すると、涼野さんに送り込まれた魔力は霧散し、消失しました。
「それじゃー、おっさん。後はよろしくぅ~」
「何をですか。それよりも、何をしたのですか?」
私が何事もなかったかのように冷静につぶやくと、涼野さんは驚きます。
「え、マジ? おっさんに抵抗出来たんだ。めんどくさ」
「涼野ッ! お前、スキルを使ったのかッ!」
「いーじゃん、別に。そんなんウチの勝手でしょ」
「やめろと言っておいたはずだぞッ!」
「事情が読めないのですが。松里家君。これはどういうことですか?」
涼野さんと争う松里家君に、私は説明を求めます。すると、松里家君はここで冷静さを取り戻し、一息ついてから口を開きます。
「すみません、乙木さん。つい冷静さを欠いてしまいました。では、この涼野美沙がどういう経緯でここに来たのかからご説明いたします」
そうして、松里家君から説明されたのは、予想だにしない内容でした。
まず、この涼野美沙という少女ですが、最近まではとある貴族の子飼いの勇者として活動していたのだとか。
そして、女神から与えられたチートスキルは『魅了魔法』。異性を魅了の魔力で支配、洗脳し、自分の思うがままに動くように変えてしまう魔法だったのです。
ただ、この魅了魔法。使い所は非常に難しいものでした。まず、支配できない相手が普通に存在します。
一つは、魔力で自分より勝る相手。つまり自分よりも強い相手は基本的に支配できません。
また、何らかの精神汚染に対する耐性があるスキルがある場合も支配不可能となります。
しかし、状況によっては例外もあります。それが性行為やキスなど、性的な身体接触を伴いながらの魅了魔法の行使です。
長時間、濃厚に性的接触を行うことで、相手の耐性や魔力のギャップを無視しての支配が可能となります。時間が長く、性的接触がより濃厚であればあるほどその程度は強くなります。
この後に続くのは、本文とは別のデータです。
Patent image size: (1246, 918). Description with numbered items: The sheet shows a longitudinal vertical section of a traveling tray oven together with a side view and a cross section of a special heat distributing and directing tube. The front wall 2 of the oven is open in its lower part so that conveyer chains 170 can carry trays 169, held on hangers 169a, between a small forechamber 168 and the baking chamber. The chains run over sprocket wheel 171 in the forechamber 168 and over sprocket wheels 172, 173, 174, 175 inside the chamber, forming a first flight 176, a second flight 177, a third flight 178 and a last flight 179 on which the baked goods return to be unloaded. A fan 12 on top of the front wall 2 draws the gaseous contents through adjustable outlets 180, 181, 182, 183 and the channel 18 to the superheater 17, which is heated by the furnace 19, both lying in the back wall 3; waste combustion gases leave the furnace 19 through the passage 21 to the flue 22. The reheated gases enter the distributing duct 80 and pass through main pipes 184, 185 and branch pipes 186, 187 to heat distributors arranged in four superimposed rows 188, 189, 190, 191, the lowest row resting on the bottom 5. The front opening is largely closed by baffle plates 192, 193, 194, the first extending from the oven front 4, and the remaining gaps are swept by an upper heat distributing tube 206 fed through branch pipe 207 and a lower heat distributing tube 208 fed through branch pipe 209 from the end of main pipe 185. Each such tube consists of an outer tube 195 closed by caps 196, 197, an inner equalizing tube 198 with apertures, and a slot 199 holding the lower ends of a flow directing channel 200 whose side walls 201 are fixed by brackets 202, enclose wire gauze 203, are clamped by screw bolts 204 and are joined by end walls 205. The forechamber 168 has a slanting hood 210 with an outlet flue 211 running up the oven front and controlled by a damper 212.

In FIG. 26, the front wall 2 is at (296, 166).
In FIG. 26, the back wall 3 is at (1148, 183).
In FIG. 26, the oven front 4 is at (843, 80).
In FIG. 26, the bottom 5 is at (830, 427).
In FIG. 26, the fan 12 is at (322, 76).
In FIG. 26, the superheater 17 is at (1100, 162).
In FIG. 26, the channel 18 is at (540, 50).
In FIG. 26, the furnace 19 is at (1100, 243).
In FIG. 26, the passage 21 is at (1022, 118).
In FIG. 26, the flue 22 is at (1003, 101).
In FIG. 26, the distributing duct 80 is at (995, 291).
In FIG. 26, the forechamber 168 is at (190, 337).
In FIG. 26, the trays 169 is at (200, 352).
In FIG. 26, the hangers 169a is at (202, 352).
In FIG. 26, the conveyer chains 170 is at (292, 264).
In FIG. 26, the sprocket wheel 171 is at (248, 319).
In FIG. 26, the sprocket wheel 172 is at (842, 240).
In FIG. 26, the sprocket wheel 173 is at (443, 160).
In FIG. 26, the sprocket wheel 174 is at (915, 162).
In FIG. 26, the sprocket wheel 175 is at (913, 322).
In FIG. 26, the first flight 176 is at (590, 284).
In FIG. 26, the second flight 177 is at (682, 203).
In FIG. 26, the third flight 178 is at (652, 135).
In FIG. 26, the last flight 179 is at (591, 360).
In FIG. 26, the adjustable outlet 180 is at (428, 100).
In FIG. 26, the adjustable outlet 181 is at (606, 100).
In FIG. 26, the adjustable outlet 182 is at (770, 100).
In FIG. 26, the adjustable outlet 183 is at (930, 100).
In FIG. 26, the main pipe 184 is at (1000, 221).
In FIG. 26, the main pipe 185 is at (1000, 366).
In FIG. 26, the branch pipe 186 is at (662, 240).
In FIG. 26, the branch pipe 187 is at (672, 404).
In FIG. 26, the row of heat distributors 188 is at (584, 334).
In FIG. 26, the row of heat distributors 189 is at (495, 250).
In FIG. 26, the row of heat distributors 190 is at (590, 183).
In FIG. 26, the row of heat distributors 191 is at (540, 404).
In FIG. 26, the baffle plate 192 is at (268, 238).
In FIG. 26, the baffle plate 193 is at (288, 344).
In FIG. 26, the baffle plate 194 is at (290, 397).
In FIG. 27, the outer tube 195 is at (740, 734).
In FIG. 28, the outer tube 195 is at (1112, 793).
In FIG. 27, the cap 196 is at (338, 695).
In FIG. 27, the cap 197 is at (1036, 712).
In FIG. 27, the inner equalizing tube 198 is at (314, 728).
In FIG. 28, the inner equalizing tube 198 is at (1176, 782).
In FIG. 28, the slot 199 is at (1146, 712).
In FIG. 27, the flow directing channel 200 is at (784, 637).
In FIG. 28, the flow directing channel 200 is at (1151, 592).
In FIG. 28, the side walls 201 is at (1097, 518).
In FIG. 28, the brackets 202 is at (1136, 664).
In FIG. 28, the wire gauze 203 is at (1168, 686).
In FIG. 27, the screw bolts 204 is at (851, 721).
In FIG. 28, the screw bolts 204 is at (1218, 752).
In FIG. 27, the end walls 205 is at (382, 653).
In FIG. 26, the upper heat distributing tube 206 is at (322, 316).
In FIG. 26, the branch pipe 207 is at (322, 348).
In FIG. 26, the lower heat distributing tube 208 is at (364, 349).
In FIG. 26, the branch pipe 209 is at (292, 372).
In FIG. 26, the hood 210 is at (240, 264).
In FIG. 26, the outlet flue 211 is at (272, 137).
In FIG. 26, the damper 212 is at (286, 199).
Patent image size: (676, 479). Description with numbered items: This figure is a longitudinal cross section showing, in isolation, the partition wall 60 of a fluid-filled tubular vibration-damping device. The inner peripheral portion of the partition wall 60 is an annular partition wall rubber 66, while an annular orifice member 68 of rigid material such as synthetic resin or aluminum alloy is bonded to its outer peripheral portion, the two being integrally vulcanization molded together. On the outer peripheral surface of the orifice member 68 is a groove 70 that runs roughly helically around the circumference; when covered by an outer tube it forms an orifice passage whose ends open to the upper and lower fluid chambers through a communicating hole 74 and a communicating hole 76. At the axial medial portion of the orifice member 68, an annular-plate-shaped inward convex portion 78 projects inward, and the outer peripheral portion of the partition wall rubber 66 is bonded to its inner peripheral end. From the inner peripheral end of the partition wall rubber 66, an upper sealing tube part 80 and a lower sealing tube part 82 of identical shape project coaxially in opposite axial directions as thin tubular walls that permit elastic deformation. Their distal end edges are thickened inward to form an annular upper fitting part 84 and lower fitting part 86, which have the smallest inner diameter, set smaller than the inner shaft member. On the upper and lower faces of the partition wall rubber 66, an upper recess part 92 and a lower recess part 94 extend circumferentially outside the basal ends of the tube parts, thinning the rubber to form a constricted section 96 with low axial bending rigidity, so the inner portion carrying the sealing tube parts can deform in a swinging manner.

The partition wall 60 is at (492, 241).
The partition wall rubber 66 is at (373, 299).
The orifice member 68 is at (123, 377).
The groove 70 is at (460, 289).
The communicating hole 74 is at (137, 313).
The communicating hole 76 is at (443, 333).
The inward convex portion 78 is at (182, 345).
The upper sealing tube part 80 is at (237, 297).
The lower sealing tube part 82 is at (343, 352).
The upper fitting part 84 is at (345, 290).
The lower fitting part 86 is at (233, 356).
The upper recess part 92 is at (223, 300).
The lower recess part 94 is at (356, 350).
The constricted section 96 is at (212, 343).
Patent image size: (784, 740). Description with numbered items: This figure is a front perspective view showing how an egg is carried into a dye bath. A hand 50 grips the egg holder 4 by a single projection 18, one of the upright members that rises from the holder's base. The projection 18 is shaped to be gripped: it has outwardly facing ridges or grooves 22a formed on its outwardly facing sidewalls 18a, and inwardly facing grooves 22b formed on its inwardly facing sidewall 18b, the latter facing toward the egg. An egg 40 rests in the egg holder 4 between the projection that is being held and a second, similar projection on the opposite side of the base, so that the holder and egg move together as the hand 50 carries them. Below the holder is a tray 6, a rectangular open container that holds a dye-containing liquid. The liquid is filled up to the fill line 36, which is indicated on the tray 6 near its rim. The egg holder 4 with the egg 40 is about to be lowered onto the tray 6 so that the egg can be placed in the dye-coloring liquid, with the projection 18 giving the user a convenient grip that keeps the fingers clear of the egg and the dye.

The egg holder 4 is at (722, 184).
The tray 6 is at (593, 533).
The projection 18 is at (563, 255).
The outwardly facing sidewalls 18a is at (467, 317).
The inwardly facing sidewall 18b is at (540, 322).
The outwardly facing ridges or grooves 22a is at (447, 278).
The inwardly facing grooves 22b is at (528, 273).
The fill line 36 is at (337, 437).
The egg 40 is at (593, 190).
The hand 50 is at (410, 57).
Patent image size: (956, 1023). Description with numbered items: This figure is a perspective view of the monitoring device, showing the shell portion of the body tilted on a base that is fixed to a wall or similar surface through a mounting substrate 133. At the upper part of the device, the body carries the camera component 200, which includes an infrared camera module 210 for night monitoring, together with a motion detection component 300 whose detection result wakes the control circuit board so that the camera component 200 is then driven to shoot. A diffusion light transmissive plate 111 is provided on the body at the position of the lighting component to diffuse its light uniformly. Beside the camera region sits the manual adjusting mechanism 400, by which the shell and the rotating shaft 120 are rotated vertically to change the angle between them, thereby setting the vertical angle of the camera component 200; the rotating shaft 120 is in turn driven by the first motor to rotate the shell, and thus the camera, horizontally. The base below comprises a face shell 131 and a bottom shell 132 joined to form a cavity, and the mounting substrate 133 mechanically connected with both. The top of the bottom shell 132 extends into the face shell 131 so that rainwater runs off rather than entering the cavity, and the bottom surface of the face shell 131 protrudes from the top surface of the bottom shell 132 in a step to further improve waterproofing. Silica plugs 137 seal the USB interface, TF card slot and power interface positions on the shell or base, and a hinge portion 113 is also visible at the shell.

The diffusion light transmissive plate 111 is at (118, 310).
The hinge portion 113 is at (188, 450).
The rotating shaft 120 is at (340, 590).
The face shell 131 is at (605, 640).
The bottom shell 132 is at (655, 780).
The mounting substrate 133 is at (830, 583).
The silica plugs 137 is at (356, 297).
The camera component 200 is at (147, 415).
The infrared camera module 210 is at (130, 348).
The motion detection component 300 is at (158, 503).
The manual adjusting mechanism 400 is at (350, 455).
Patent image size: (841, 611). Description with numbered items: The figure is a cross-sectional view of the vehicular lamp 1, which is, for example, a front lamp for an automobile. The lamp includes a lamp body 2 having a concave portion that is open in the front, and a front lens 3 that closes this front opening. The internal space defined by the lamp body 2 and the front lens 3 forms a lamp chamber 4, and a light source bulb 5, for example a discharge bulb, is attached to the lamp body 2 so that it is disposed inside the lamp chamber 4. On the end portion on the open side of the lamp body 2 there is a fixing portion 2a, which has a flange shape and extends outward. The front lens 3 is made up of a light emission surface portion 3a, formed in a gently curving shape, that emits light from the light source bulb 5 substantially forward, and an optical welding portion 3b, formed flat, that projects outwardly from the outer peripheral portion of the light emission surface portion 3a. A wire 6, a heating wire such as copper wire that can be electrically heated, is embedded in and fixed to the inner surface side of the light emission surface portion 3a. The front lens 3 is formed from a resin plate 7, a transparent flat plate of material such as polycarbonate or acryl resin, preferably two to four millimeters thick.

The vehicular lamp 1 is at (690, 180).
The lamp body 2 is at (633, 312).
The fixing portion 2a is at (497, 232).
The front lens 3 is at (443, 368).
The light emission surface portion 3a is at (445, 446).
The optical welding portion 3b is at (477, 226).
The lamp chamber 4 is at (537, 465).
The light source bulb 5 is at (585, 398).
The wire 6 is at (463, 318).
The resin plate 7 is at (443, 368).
その性質を利用し、涼野さんはとある貴族の下で『接待』役として働いていたのだとか。
お陰でその貴族は多数の商会の有力者を自身に都合よく支配し、急激に勢力を拡大してきたのだそうです。
ただ、涼野さんはやりすぎました。支配により得た権力を私利私欲の為に使い、やりたい放題に遊びたい放題。結果として損失があまりにも大きすぎると判断され、最終的には放逐。再び王宮で身分を預かることになったそうです。
そうして王宮内にてほぼ軟禁状態で生活していた所で、松里家君がこちらの勢力に組み込めないかと考え、声をかけた。
そして呼びかけに応じ、涼野さんはこちらに顔をだした、という流れだったのですが。
その後のことはすでに起こったとおり。なんと、涼野さんの魂胆は私を魅了魔法で支配し、その資産で好き放題遊び呆けることだったというわけです。